Michael Goldsmith, Analyst
Marina NOI doubled from the first quarter to the second quarter. I think the guidance at the beginning of the year called for a 60% sequential increase. You've acquired more marina since then, but can you, like, help break down where that outperformance came from?
Karen Dearing, CFO
I believe the increase in marina NOI is primarily due to seasonality. The marina season typically sees the lowest activity in the fourth quarter and the first quarter, with the highest NOI generation occurring in the second and third quarters. So, it’s likely that this seasonal aspect contributed to the growth, along with the acquisitions you've mentioned.

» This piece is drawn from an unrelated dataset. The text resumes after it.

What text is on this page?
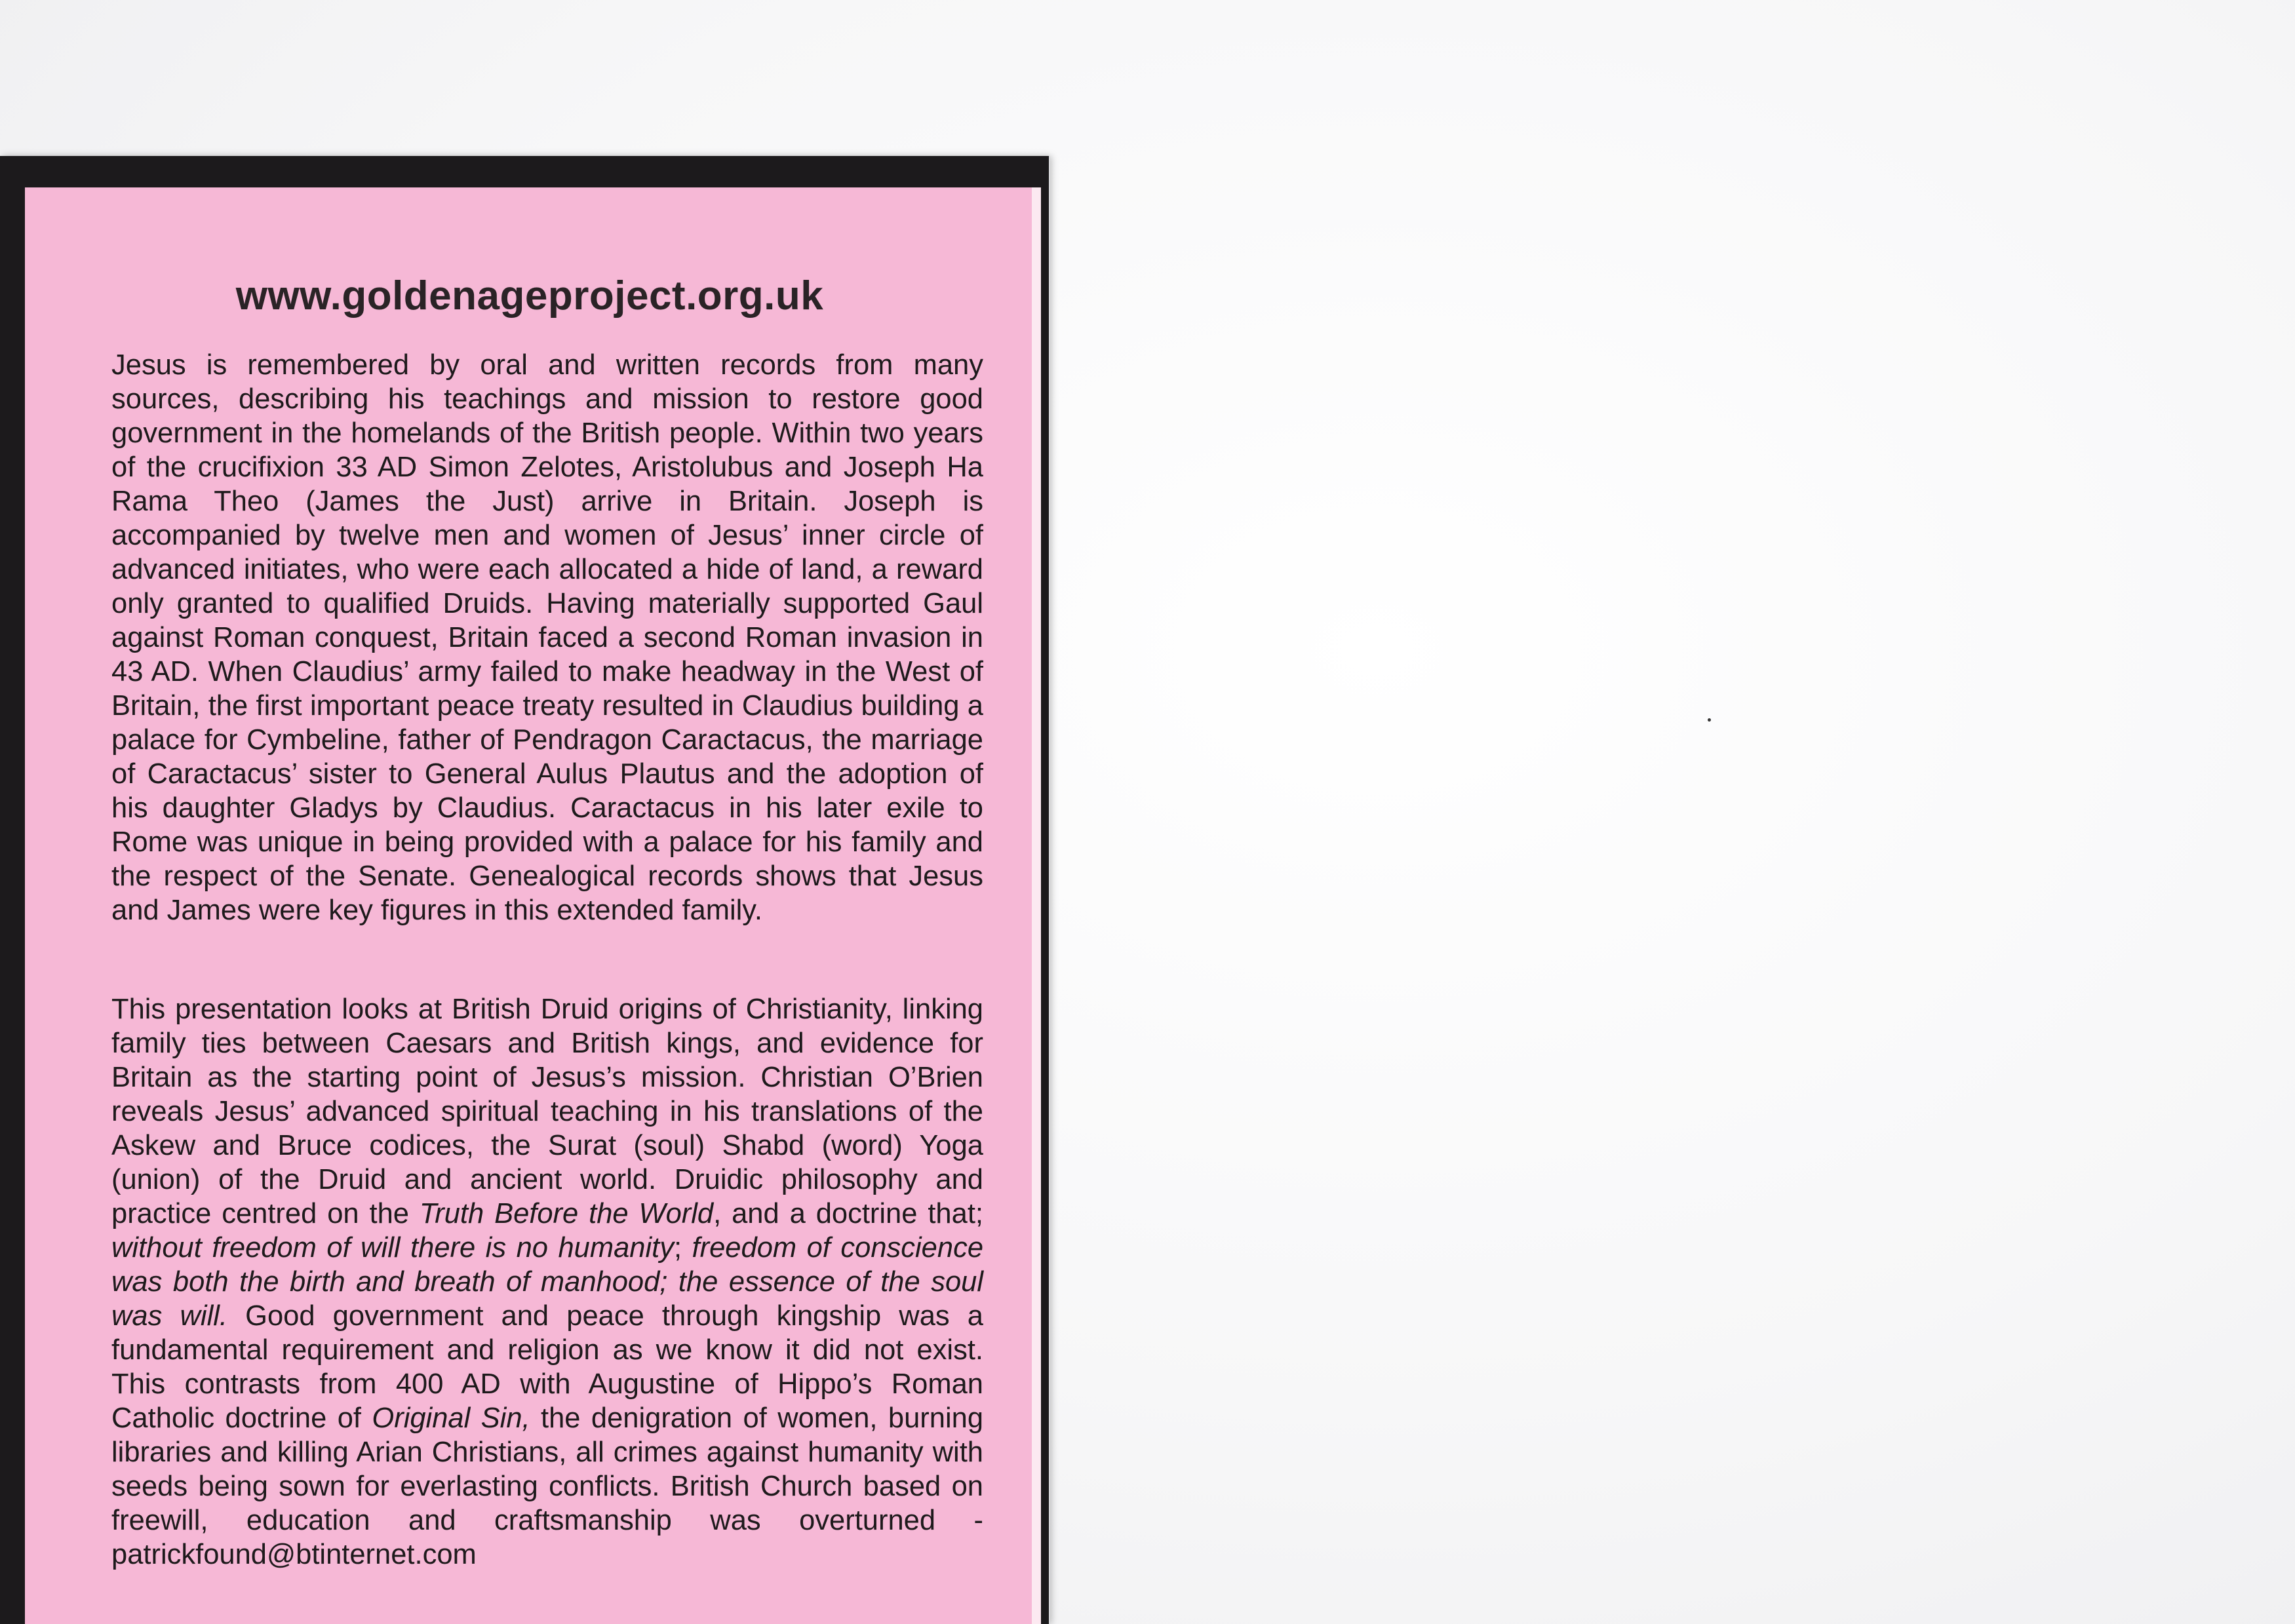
www.goldenageproject.org.uk

Jesus is remembered by oral and written records from many sources, describing his teachings and mission to restore good government in the homelands of the British people. Within two years of the crucifixion 33 AD Simon Zelotes, Aristolubus and Joseph Ha Rama Theo (James the Just) arrive in Britain. Joseph is accompanied by twelve men and women of Jesus’ inner circle of advanced initiates, who were each allocated a hide of land, a reward only granted to qualified Druids. Having materially supported Gaul against Roman conquest, Britain faced a second Roman invasion in 43 AD. When Claudius’ army failed to make headway in the West of Britain, the first important peace treaty resulted in Claudius building a palace for Cymbeline, father of Pendragon Caractacus, the marriage of Caractacus’ sister to General Aulus Plautus and the adoption of his daughter Gladys by Claudius. Caractacus in his later exile to Rome was unique in being provided with a palace for his family and the respect of the Senate. Genealogical records shows that Jesus and James were key figures in this extended family.

This presentation looks at British Druid origins of Christianity, linking family ties between Caesars and British kings, and evidence for Britain as the starting point of Jesus’s mission. Christian O’Brien reveals Jesus’ advanced spiritual teaching in his translations of the Askew and Bruce codices, the Surat (soul) Shabd (word) Yoga (union) of the Druid and ancient world. Druidic philosophy and practice centred on the Truth Before the World, and a doctrine that; without freedom of will there is no humanity; freedom of conscience was both the birth and breath of manhood; the essence of the soul was will. Good government and peace through kingship was a fundamental requirement and religion as we know it did not exist. This contrasts from 400 AD with Augustine of Hippo’s Roman Catholic doctrine of Original Sin, the denigration of women, burning libraries and killing Arian Christians, all crimes against humanity with seeds being sown for everlasting conflicts. British Church based on freewill, education and craftsmanship was overturned - patrickfound@btinternet.com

Michael Goldsmith, Analyst
We can discuss that later. The guidance for the expected fourth quarter core FFO is between $1.19 and $1.25. The midpoint is slightly lower than what was projected earlier this year. Are there factors beyond just share issuances and wage increases affecting the fourth quarter? That translates to a core FFO growth of 3% to 8% compared to a more typical comparison. Is that a reasonable way to consider the future growth rate of FFO?
Karen Dearing, CFO
To your first point, in Q4, again, I think there's some misalignment of seasonality on estimates in ours and analysts. I think the impact of the equity offering, as you mentioned, is in there in Q4. And there is not only the higher level payroll costs, there's also $4 million of costs associated with the branding of our RV platform that Gary mentioned and some higher corporate wages and incentive comp based on outperformance that we've been experiencing as an organization. And I'm sorry, what was your other question?
Bradley Heffern, Analyst
On the topic of marinas and in response to the previous question, you've completed several acquisitions, and you noted that the performance has been better than expected. Can you provide an estimate of what you think the current run rate NOI is?
Karen Dearing, CFO
For the second quarter, marina outperformance exceeded our internal estimates by approximately $9.5 million. Looking ahead for the rest of the year, our guidance range of $0.31 incorporates about $0.09 to $0.10 attributable to the marinas segment.
Bradley Heffern, Analyst
Yes, I understand. You mentioned you have a new marina development opening across from Lauderdale. Will this be a significant source of organic growth moving forward, or is it just a one-time opportunity? Do you plan to invest more capital in new marina developments?
Gary Shiffman, CEO
I'd like to think we have more opportunity there. But due to the difficulty and length of entitlement and the ability to build new marinas, it's likely to be more of a one-off, and I would expect we'll have other one-offs. But not a lot of opportunity to build new marina, and that is one of the things that attracted us to the marina platform very similar to what attracted us to manufactured housing and the RV platform.